Fiona Apple ammalia, e a tratti uccide, con un binomio voce-pianoforte che in Tidal suona come un piacevole tormento alt-jazz: sofisticate atmosfere e delicate melodie, si sporcano nella melma di ricordi opprimenti che affiorano, implacabili, nei testi vergati dalla newyorkese.
Un debut album che delinea un percorso autobiografico fluito da una crepa nel guscio dei sentimenti: dieci brani in cui fluttuano testi intensi ed istintivi, tra musiche dalla portata voluminosa e vocalità sussurrate e in crescendo.
Il piano conduce, e la voce asseconda, un amalgama tra musica di derivazione classica e pop di pregevole fattura. Come ha detto Andrew Slater, abile produttore di Tidal, “Fiona è affascinata dall’hip hop ma non nasconde l’amore per la musica classica e per i cantanti della vecchia scuola come Ella Fitzgerald”. Vero. Cadenzato in Sleep To Dream, disilluso in Shadowboxer, ammiccante in Criminal, esotico in The First Taste, confidenziale in Slow Like Honey, il suo modo di cantare si confonde, seducente e autorevole, tra moderno e tradizionale.
Come in Never Is A Promise, sorta di suite sperimentale, dove la Apple stende la sua preziosa voce su un arrangiamento che prevede solo archi e pianoforte (solo piano qui).

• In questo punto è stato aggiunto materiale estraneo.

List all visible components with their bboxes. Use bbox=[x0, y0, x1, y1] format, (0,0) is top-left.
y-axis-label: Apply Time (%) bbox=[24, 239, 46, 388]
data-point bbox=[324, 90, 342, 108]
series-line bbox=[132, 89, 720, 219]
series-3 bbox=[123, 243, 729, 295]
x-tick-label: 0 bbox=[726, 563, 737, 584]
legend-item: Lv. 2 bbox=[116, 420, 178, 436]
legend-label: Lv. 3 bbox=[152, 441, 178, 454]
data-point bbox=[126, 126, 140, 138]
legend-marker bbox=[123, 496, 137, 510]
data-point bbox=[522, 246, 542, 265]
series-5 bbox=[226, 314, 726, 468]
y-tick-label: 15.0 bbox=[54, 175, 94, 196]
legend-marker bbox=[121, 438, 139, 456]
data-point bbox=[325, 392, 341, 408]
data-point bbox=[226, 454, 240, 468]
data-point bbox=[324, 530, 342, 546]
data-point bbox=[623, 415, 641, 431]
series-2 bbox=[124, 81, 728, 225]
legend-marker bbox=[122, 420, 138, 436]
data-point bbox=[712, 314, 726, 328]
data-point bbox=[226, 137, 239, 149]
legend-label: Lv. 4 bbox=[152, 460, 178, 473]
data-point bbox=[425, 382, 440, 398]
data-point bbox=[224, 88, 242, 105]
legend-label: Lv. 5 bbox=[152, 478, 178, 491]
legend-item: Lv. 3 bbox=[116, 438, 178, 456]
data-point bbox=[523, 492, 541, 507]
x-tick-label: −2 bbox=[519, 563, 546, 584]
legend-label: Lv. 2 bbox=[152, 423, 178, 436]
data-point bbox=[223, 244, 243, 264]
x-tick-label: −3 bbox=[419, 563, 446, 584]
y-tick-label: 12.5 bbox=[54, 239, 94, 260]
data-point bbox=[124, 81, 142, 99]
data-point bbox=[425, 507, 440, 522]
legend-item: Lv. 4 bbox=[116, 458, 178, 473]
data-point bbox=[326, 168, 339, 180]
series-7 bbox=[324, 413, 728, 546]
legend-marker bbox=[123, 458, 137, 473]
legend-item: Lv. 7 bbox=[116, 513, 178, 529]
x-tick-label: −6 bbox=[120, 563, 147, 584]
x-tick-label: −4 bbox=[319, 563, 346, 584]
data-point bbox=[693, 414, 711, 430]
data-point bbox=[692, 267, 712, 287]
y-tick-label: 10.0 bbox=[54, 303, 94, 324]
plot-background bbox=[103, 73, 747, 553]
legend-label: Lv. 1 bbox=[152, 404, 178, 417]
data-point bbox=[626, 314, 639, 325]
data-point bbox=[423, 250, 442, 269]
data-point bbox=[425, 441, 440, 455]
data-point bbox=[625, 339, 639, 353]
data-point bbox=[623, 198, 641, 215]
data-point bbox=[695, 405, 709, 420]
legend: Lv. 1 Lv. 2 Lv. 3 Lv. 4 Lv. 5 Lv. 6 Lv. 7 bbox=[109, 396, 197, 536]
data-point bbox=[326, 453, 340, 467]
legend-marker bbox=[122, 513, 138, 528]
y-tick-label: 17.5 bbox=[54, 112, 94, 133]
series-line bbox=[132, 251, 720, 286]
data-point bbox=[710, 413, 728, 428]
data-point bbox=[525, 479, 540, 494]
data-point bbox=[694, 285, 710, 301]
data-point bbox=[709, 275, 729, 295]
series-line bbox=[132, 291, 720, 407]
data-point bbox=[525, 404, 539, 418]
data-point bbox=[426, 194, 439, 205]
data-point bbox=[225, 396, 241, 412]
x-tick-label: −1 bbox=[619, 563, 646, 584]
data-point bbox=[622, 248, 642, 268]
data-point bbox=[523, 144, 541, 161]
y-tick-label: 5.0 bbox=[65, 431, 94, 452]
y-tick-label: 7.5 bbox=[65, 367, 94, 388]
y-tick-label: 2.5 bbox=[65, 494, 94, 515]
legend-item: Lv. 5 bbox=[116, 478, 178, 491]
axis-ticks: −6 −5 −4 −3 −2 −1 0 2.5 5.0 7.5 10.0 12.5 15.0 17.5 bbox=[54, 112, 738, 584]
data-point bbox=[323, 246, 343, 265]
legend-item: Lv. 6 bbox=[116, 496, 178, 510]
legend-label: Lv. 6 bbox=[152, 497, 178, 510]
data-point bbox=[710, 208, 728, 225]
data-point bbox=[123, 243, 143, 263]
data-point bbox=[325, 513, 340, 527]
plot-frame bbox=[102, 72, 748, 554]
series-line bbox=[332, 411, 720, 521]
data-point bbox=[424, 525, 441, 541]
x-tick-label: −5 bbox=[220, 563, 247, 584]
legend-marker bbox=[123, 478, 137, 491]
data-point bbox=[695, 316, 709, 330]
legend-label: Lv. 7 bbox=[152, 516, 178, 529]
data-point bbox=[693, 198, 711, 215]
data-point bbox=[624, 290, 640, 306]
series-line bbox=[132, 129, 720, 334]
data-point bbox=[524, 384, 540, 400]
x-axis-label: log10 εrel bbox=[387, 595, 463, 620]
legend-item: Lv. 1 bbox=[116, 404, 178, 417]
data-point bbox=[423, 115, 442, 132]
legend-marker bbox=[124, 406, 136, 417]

Ma è in Sullen Girl che il dualismo tra classico e moderno si esalta e manifesta l’essenza dell’intero lavoro. Il testo introspettivo piange lacrime asciugate dall’arioso accompagnamento strumentale ben piantato nel solco della tradizione americana, con misurata incursione di pedal steel e discreto drumming. Brano intenso plasmato da un lamento scivoloso che più volte srotola la stessa malinconica nenia (It’s calm under the waves in the blue of my oblivion/ C’è quiete sotto le onde nel blu del mio oblio).
Tidal mette in luce l’audace personalità della giovane compositrice e la valida regia del produttore, senza tralasciare la parte narrativa. La disinvoltura impiegata per rivelare pensieri reconditi porta a vicende patite in prima persona e trascritte dal diario di un’adolescente truffata dalla vita. Liriche che cristallizzano, con intento esorcizzante, lo scorrere inesorabile e molesto di pensieri tristi e ricordi dolenti che sgorgano dal profondo: ecco come la canzone assume quel ruolo taumaturgico che solo la divulgazione di un segreto, a volte, può concedere. Ma il ricorso all’arte, intrapreso per neutralizzare un passato popolato da fantasmi, si tramuta da sogno a incubo. Fiona diventa un personaggio dal forte appeal, un fenomeno di massa di facile consumo, manipolabile, e che finisce nel perverso ed inevitabile ingranaggio affaristico della macchina musicale. Quando l’ambiente discografico comincia a puzzare di eccessivo compromesso, però, la ragazza sbotta alla cerimonia degli “MTV Video Music Awards” del 1997. In nomination per Sleep To Dream nella categoria “Best New Artist in a Video”, vince e accoglie il premio pronunciando un riottoso discorso.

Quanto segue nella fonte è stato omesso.